Trying to prove or disprove that $C_1$ contains $C_2$ and $C_2$ contains $C_1$ OR neither contains the other.. but I think I'm leaning towards the former by this logic:
A Circle $A$ is contained in a circle $B \iff \forall \; (x, y) \in A$, $(x, y)$ is also $\in B$. Or in other words, every point in B is less than A's radius from A's Center.
So for the case where $A$ and $B$, are geometrically identical: The distance from $A$'s center to $B$'s center is $0$, therefore any point in $B$ is at most $A$'s radius away from $B$'s center (aka $B$'s radius, so within $B$).

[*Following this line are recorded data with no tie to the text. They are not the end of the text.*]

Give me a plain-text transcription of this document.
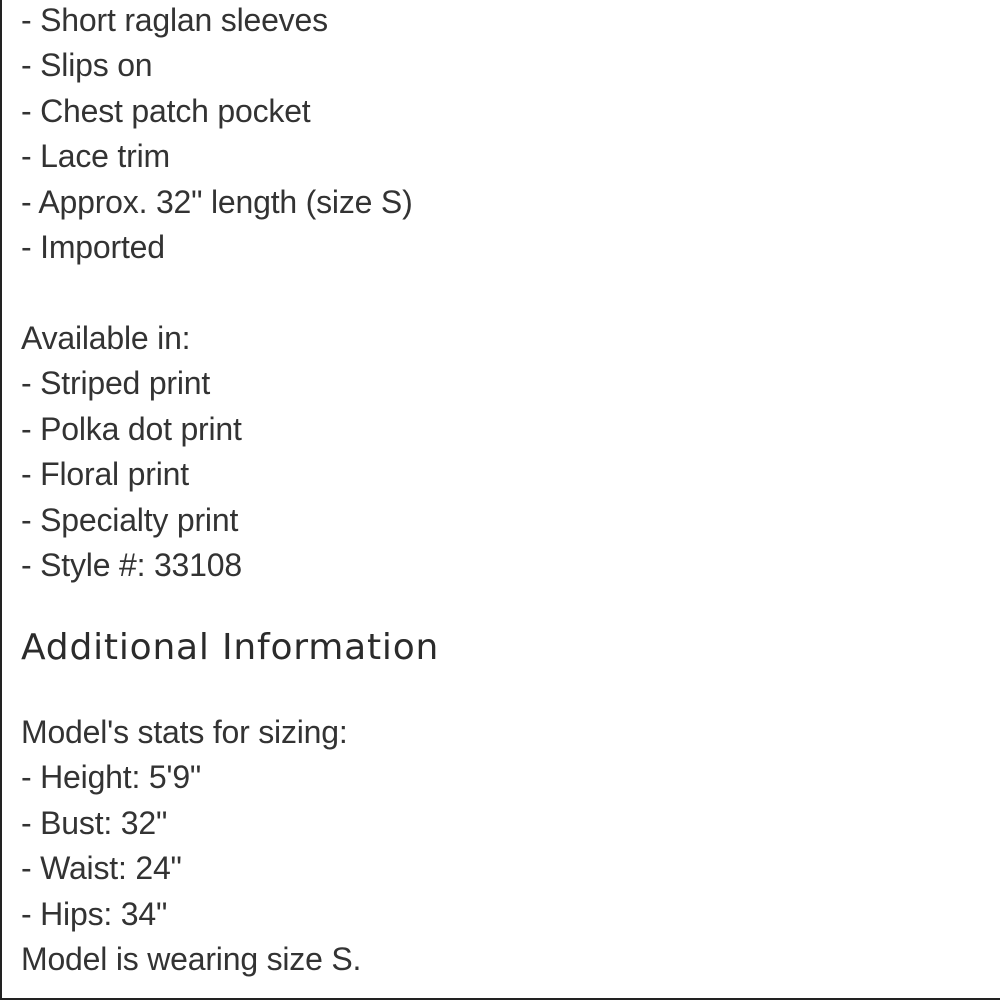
- Short raglan sleeves
- Slips on
- Chest patch pocket
- Lace trim
- Approx. 32" length (size S)
- Imported
Available in:
- Striped print
- Polka dot print
- Floral print
- Specialty print
- Style #: 33108
Additional Information
Model's stats for sizing:
- Height: 5'9"
- Bust: 32"
- Waist: 24"
- Hips: 34"
Model is wearing size S.
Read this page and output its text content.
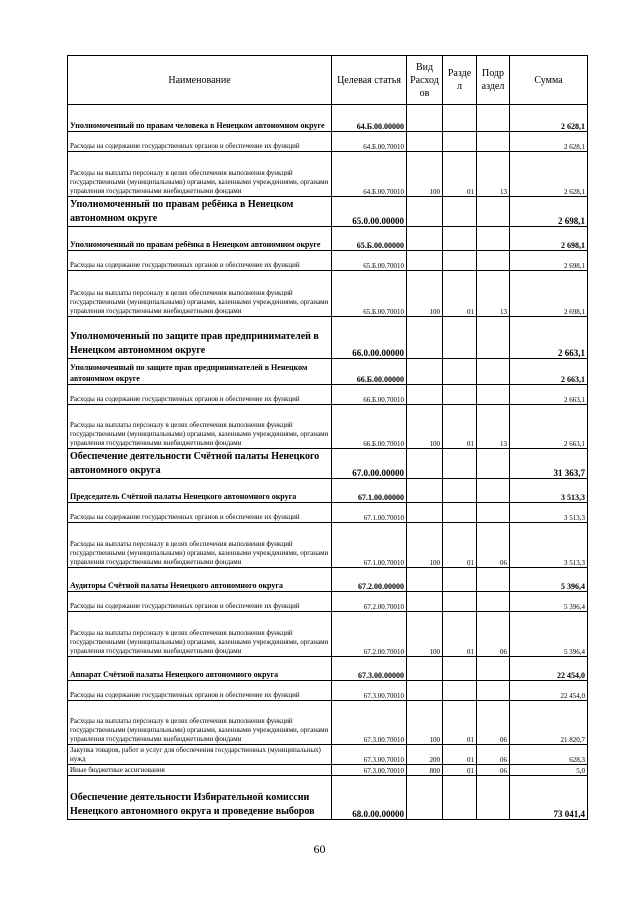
Наименование	Целевая статья	Вид Расход ов	Разде л	Подр аздел	Сумма
Уполномоченный по правам человека в Ненецком автономном округе	64.Б.00.00000				2 628,1
Расходы на содержание государственных органов и обеспечение их функций	64.Б.00.70010				2 628,1
Расходы на выплаты персоналу в целях обеспечения выполнения функций государственными (муниципальными) органами, казенными учреждениями, органами управления государственными внебюджетными фондами	64.Б.00.70010	100	01	13	2 628,1
Уполномоченный по правам ребёнка в Ненецком автономном округе	65.0.00.00000				2 698,1
Уполномоченный по правам ребёнка в Ненецком автономном округе	65.Б.00.00000				2 698,1
Расходы на содержание государственных органов и обеспечение их функций	65.Б.00.70010				2 698,1
Расходы на выплаты персоналу в целях обеспечения выполнения функций государственными (муниципальными) органами, казенными учреждениями, органами управления государственными внебюджетными фондами	65.Б.00.70010	100	01	13	2 698,1
Уполномоченный по защите прав предпринимателей в Ненецком автономном округе	66.0.00.00000				2 663,1
Уполномоченный по защите прав предпринимателей в Ненецком автономном округе	66.Б.00.00000				2 663,1
Расходы на содержание государственных органов и обеспечение их функций	66.Б.00.70010				2 663,1
Расходы на выплаты персоналу в целях обеспечения выполнения функций государственными (муниципальными) органами, казенными учреждениями, органами управления государственными внебюджетными фондами	66.Б.00.70010	100	01	13	2 663,1
Обеспечение деятельности Счётной палаты Ненецкого автономного округа	67.0.00.00000				31 363,7
Председатель Счётной палаты Ненецкого автономного округа	67.1.00.00000				3 513,3
Расходы на содержание государственных органов и обеспечение их функций	67.1.00.70010				3 513,3
Расходы на выплаты персоналу в целях обеспечения выполнения функций государственными (муниципальными) органами, казенными учреждениями, органами управления государственными внебюджетными фондами	67.1.00.70010	100	01	06	3 513,3
Аудиторы Счётной палаты Ненецкого автономного округа	67.2.00.00000				5 396,4
Расходы на содержание государственных органов и обеспечение их функций	67.2.00.70010				5 396,4
Расходы на выплаты персоналу в целях обеспечения выполнения функций государственными (муниципальными) органами, казенными учреждениями, органами управления государственными внебюджетными фондами	67.2.00.70010	100	01	06	5 396,4
Аппарат Счётной палаты Ненецкого автономного округа	67.3.00.00000				22 454,0
Расходы на содержание государственных органов и обеспечение их функций	67.3.00.70010				22 454,0
Расходы на выплаты персоналу в целях обеспечения выполнения функций государственными (муниципальными) органами, казенными учреждениями, органами управления государственными внебюджетными фондами	67.3.00.70010	100	01	06	21 820,7
Закупка товаров, работ и услуг для обеспечения государственных (муниципальных) нужд	67.3.00.70010	200	01	06	628,3
Иные бюджетные ассигнования	67.3.00.70010	800	01	06	5,0
Обеспечение деятельности Избирательной комиссии Ненецкого автономного округа и проведение выборов	68.0.00.00000				73 041,4
60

Another approach might hint at the Ship of Theseus. Since $A$ and $B$ are geometrically identical, $B$ can be replaced with $A$. and $A$ contains itself. Therefore $A$ contains $B$, and $B$ contains $A$ by the same logic.
Does this hold water? I started by thinking about counting intersections but that sent me down the wrong rabbit hole I think.
Ultimately depends on how formal you want to be, but your first approach feels vague, and the second feels circular (in that it somewhat assumes $A=B$ from the outset).
I would approach it in a more set-theoretic fashion.
You seem to have defined two sets, your circles, by the following rules:
$$\begin{align*} S_A &:= \left\{ (x,y) \in \mathbb{R}^2 \,\middle|\, 0 \le \sqrt{|x-h|^2 + |y-k|^2} < r \right\} \\ S_B &:= \left\{ (x,y) \in \mathbb{R}^2 \,\middle|\, 0 \le \sqrt{|x-h|^2 + |y-k|^2} < r \right\} \end{align*}$$
Notice how both have encoded that, for $(x,y)$ to be contained in the circle, its distance from $(h,k)$ must be less than $r$. (Possibly including $r$ depending on your definition, but it won't affect things.)
Then that $S_A \subseteq S_B$ and $S_B \subseteq S_A$ is immediate ($(x,y) \in S_A$ iff it meets the distance condition, which is the same in $S_B$), and so $S_A = S_B$.